Deletion is one of the more difficult things we can do for a binary search tree
If both children are present, then we need to decide on a successor
The successor is guaranteed to have no more than one child, so we know how to remove it using the two cases for deletion that we have already implemented
Once the successor has been removed, we simply put it in the tree in place of the node to be deleted
This is an inorder traversal from largest to smallest - If right child, the successor is the findMin() of that right subtree - If no right child, then successor is the parent
Remember, left most child will be the smallest of a BST
The iterator method itself takes a bit more work - yield keyword freezes the state of the function - iterators vs generators in Python

PYDS-16.5: Common Tree Questions

Given a binary tree, check whether it's a binary search tree or not.

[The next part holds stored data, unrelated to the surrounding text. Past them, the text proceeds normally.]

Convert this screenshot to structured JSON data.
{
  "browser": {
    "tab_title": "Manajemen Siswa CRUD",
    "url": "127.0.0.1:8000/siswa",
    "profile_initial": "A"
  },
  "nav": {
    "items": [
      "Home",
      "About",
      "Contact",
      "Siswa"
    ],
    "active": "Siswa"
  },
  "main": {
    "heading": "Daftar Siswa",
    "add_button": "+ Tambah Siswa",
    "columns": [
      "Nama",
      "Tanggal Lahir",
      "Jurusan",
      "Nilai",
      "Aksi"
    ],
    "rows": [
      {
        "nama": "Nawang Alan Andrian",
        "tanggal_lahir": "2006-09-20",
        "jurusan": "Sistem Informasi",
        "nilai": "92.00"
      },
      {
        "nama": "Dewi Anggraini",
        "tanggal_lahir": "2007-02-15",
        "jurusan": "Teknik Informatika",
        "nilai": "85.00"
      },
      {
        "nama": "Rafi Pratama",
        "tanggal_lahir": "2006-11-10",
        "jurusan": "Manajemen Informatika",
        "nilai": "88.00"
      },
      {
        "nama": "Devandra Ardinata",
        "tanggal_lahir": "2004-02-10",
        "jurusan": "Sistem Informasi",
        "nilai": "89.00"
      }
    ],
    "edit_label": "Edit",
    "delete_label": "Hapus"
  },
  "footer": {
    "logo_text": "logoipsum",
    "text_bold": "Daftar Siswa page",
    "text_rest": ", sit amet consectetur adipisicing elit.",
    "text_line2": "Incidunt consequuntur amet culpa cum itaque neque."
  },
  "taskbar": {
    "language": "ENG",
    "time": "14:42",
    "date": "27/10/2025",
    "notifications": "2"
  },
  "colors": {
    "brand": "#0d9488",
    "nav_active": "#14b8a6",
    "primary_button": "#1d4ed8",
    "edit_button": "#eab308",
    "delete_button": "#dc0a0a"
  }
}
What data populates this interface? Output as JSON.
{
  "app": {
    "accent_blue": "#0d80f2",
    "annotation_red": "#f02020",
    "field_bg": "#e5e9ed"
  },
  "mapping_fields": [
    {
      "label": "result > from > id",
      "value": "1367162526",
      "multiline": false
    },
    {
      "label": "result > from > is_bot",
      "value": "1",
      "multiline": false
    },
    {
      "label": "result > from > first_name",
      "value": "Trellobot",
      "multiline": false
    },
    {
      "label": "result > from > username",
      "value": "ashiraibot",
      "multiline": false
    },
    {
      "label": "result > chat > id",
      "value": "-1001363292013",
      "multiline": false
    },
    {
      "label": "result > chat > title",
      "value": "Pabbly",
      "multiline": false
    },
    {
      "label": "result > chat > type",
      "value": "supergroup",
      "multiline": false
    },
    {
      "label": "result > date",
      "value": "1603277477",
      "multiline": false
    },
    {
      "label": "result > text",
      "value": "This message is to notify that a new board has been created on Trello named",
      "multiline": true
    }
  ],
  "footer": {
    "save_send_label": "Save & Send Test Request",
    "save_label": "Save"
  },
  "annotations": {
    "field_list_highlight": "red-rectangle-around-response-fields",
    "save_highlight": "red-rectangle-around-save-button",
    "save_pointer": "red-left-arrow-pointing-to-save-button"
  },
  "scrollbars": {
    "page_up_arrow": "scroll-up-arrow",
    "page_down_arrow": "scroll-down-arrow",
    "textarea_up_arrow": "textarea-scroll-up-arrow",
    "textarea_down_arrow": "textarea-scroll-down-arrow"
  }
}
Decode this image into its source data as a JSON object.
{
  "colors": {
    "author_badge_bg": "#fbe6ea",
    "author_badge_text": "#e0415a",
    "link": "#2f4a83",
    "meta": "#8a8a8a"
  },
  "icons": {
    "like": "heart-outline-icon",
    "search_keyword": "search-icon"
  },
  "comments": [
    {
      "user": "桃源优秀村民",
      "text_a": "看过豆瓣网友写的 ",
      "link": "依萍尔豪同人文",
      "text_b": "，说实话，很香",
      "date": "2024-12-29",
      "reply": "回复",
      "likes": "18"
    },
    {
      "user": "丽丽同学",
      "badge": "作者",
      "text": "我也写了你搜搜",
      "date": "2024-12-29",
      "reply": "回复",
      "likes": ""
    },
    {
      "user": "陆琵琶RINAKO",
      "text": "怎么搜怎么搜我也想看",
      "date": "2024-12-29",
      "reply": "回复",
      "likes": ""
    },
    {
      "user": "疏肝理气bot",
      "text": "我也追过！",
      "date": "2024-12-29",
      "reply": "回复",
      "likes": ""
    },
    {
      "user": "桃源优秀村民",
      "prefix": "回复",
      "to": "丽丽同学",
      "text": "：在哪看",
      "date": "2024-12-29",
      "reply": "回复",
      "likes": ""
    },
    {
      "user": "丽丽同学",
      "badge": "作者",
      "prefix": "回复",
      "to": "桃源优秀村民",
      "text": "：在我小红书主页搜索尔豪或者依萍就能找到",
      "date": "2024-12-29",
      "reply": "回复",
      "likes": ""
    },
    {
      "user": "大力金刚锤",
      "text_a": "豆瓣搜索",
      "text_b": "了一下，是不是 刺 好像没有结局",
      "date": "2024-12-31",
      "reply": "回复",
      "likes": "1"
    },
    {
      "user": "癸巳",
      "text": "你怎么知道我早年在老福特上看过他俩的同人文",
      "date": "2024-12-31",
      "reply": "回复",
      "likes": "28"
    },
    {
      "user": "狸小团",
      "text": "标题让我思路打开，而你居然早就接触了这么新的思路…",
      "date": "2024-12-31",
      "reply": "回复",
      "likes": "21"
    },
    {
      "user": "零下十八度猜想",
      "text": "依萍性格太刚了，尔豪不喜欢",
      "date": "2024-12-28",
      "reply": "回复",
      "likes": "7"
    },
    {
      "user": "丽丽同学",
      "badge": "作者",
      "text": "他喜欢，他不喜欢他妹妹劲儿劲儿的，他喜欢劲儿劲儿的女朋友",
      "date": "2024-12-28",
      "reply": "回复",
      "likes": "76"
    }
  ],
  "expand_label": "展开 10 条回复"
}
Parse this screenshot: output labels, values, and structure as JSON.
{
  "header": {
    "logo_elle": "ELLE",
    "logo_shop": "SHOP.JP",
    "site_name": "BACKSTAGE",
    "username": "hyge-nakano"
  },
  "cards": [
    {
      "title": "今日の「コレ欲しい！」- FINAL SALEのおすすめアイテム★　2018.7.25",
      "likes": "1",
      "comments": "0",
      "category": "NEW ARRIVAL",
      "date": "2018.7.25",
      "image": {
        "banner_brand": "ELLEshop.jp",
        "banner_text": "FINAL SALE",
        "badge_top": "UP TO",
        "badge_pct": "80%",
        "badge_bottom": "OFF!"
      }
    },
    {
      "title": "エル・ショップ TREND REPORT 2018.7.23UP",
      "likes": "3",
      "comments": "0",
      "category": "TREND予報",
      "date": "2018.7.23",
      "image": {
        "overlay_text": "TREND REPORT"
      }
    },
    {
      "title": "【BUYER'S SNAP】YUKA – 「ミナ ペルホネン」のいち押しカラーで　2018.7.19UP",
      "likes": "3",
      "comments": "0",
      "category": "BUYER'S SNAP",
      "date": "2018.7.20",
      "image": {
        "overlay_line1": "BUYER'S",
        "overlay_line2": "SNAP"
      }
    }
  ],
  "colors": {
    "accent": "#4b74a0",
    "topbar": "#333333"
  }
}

Tree traversal should lead to sorted order
Another solution is to keep track of the min and max values a node can take

# Solution 1
tree_vals = []
# traversal should lead to sorted order
def inorder(tree):
	if tree != None:
		inorder(tree.getLeftChild())
		treeVals.append(tree.getRootVal())
		inorder(tree.getRightChild())

def sortCheck(treeVals):
	return treeVals == sorted(treeVals)

inorder(tree)
sortCheck(treeVals)

# Solution 2
# class Node
	# def treeMax - if not node, return -inf
	# def tree Min - not node, return inf
	# def verify
		- if not node, return True
		- if tree.max and tree.min and verify(node.right) return True
		- else return False

17.0: Searching and Sorting

First half is search
Second half is sorting

Note: In python, we can use in to check if an element is in a list.

15 in [5, 4, 15] # true

How does this work? What is the best way to search?

17.1: Sequential Search

Basic searching technique. Sequentially go through a data subject and compare as you go along.

Eg. traversing an unordered list for 50 and comparing as you go.

If 50 was not present, we still had to check every element in the array.

But what if it was ordered?

If the array was sorted, then we only have to search until we get a match or find something greater than our search target.

Ordered vs Unordered sequential search

Average time for unordered will be n, whereas for ordered it will be n/2

17.2: Implementation of a Sequential Search

Unordered List

def seqSearch(arr, el):
	pos = 0
	found = False

	while pos < len(arr) and not found:
		if arr[pos] == el:
			found = True
		else:
			pos += 1

	return found

Ordered List

def orderedSeqSearch(arr, el):
	pos = 0
	found = False
	stopped = False

	while pos < len(arr) and not found and not stopped:
		if arr[pos] == el:
			found = True
		else:
			if arr[pos] > el:
				stopped = True
			else:
				pos += 1

	return found

17.3: Binary Search

If the list is ordered, we can do a binary search!

This item starts from the middle.

If the item is greater, we know the entire lower half of the list can be ignore.

Then, we can repeat the process with the upper half.

So it uses Divide and Conquer - divide to smaller pieces, solve the smaller pieces and then repeat.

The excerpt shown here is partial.